For example, if an athlete report 2.5 on a 5-point Likert scale intended to measure burnout, engagement, hope, motivation, passion, perceived coach behaviors, or some other commonly occurring construct in our field, what does that mean? If the primary outcome variable in a study is a self-report measure without any known link to overt behaviors, what have we actually learned from that study? How will such knowledge help us facilitate athletes or exercisers adherence, performance, or well-being? The short answer is; it won’t. There is a pressing need to move beyond arbitrary metrics and measure abilities, achievements, and behaviors that have real-world meaning.

So where should we go from here?

In this article we have highlighted methodological issues that we argue needs more attention because they can negatively influence the accuracy of results in sport and exercise psychology research.

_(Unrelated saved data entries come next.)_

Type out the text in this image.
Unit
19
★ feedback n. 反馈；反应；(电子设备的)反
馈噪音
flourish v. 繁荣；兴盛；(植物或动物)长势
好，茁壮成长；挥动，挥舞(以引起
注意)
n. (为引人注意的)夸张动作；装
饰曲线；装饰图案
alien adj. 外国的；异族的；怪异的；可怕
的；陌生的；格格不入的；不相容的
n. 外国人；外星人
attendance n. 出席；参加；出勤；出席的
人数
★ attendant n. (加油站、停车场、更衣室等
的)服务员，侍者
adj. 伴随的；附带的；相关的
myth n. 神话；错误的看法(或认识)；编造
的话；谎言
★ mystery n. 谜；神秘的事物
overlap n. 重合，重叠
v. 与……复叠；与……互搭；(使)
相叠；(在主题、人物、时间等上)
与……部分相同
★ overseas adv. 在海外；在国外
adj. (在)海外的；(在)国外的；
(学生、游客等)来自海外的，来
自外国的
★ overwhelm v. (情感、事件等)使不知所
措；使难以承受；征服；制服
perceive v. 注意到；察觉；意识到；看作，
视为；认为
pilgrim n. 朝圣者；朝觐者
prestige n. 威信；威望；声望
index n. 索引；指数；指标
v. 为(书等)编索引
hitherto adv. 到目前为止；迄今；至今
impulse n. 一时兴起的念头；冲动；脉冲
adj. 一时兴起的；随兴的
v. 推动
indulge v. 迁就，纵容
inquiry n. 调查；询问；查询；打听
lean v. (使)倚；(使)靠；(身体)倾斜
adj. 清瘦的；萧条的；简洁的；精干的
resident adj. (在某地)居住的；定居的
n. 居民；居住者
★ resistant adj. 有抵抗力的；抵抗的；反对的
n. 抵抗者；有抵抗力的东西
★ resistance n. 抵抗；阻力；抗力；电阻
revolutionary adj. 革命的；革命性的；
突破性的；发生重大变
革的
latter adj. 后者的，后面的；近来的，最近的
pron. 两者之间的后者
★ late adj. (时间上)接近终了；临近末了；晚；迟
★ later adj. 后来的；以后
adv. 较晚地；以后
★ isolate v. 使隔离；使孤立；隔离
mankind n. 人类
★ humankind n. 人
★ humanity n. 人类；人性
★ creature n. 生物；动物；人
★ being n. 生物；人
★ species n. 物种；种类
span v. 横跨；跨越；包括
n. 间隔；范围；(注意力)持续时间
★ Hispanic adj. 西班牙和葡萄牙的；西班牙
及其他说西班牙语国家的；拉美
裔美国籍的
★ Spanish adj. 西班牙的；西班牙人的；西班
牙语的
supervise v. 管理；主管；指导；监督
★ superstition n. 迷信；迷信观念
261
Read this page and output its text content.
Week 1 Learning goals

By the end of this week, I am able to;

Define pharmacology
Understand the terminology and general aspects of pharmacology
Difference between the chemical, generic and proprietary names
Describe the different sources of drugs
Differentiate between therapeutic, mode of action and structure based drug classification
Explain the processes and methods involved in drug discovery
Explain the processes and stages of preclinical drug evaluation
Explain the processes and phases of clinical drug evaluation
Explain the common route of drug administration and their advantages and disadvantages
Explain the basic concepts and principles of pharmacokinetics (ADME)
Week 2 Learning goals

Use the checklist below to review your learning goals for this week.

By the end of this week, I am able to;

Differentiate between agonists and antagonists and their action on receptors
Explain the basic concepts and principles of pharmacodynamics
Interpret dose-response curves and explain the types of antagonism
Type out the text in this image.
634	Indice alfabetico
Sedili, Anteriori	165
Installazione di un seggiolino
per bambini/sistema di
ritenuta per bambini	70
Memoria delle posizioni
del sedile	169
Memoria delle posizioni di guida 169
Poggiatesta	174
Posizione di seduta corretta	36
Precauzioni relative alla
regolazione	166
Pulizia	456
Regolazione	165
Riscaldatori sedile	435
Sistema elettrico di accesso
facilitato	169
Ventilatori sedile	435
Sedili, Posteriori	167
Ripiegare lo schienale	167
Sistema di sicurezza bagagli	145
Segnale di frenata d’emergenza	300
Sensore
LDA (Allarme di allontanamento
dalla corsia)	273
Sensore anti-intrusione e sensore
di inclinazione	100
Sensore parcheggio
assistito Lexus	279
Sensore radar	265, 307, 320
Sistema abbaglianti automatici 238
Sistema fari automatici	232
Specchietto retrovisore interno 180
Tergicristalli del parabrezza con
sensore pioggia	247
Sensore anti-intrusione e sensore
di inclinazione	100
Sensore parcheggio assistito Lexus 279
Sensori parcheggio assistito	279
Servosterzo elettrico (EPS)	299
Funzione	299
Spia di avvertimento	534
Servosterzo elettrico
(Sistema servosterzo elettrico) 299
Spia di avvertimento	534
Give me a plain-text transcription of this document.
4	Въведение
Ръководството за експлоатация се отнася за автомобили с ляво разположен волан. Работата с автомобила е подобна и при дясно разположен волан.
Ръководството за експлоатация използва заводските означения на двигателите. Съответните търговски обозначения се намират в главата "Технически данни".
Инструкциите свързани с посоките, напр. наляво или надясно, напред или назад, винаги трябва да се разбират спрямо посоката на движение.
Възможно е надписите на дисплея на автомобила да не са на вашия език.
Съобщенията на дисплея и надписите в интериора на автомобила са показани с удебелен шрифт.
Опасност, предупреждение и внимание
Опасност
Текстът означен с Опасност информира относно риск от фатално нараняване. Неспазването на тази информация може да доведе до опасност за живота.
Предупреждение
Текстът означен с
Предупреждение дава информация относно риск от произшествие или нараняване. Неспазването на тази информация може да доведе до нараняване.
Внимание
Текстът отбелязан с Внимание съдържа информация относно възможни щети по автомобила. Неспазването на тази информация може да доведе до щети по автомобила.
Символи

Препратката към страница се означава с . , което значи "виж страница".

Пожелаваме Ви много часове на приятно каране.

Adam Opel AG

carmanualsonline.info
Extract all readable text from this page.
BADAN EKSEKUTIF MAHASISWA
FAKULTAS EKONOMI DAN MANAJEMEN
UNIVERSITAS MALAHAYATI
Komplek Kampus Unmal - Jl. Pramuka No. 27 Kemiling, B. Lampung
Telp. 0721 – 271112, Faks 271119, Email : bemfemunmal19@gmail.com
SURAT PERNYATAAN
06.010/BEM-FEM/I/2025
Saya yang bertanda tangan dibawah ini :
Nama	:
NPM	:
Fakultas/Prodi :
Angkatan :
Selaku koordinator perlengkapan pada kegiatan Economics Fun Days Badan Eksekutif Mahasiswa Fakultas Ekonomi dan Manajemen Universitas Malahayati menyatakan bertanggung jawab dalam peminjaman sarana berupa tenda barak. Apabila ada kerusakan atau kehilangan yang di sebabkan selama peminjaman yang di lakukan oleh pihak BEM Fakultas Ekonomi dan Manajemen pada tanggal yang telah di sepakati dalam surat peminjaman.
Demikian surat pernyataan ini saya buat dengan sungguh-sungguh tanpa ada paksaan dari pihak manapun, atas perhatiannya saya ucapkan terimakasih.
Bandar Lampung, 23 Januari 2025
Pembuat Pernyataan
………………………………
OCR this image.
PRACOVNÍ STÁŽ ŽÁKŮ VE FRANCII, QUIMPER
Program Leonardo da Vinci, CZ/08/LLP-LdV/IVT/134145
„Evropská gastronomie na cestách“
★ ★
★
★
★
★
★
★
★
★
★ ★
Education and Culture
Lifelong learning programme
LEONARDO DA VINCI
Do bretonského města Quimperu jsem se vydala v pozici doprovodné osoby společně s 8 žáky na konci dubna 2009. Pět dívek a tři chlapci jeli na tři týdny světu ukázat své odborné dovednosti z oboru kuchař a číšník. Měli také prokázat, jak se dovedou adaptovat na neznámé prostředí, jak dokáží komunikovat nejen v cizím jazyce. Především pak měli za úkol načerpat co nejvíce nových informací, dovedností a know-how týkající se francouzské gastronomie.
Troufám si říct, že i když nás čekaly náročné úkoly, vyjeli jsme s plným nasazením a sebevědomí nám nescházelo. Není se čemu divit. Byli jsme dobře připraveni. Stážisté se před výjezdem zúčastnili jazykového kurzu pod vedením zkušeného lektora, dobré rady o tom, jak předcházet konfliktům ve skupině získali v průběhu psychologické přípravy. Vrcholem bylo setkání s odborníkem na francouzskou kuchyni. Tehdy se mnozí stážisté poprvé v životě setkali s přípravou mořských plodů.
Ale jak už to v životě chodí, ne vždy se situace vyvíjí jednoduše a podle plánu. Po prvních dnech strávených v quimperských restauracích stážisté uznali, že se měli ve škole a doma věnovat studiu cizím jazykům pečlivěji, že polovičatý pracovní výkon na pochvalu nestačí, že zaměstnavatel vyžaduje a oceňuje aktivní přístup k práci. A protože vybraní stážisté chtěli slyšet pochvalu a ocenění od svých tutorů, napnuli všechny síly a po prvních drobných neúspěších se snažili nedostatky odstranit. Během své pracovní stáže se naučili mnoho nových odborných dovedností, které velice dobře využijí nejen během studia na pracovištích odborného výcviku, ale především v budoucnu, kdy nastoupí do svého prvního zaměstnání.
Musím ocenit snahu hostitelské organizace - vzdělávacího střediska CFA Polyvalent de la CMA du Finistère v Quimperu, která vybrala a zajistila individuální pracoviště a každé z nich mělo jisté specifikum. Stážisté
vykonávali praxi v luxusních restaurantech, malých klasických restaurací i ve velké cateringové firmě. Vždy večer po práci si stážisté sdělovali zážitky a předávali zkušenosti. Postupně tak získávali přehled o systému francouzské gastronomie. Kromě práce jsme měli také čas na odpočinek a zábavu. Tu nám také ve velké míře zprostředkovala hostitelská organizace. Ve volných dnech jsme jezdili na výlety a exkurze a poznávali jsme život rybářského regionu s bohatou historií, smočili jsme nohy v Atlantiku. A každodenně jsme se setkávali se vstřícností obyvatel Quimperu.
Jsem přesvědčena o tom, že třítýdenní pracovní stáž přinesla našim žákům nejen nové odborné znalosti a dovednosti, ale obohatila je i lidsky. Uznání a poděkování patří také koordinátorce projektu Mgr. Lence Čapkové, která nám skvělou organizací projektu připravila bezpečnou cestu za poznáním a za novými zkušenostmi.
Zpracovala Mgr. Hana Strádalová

Aggregated data analysis (i.e., the Average Joe phenomenon), overreliance on a single test statistic (i.e., the p-value), lack of attention to temporality in research designs, and the use of arbitrary metrics are all directly related to the conclusions researchers can draw from a study and they can have a major impact on the accuracy of the conclusions. To prevent these issues and to increase the likelihood of producing “best available evidence” researchers are recommended to:

1. Avoid a sole focus on between-person analyses (i.e., a focus on Average Joe).Instead, researchers should be explicit about whether effects are expected at the between-person level or within-between-person level and design studies to reflect that. Whether results obtained from between-person analyses aligns with results from within-person analyses is an empirical question and not something that merely should be assumed (cf. Simpson’s paradox).

2. Use effect sizes or other magnitude measures (e.g., Bayes Factor) when interpreting the results from statistical analyses. Given that the p-value does not indicate the magnitude of an association, difference, or effect researchers need to use other indicators of magnitude. Established effect sizes within the context of interest is one approach to assess the magnitude of an association, difference, or effect.

(6)

3. State hypotheses that reflect the temporal process of interest and design studies based on the expected temporal process. Careful consideration of time can illuminate when and how processes unfold and provide valuable information to coaches about how they can help athletes improve their performance or to exercise instructors about how to work with sedentary individuals who wants to be more physically active.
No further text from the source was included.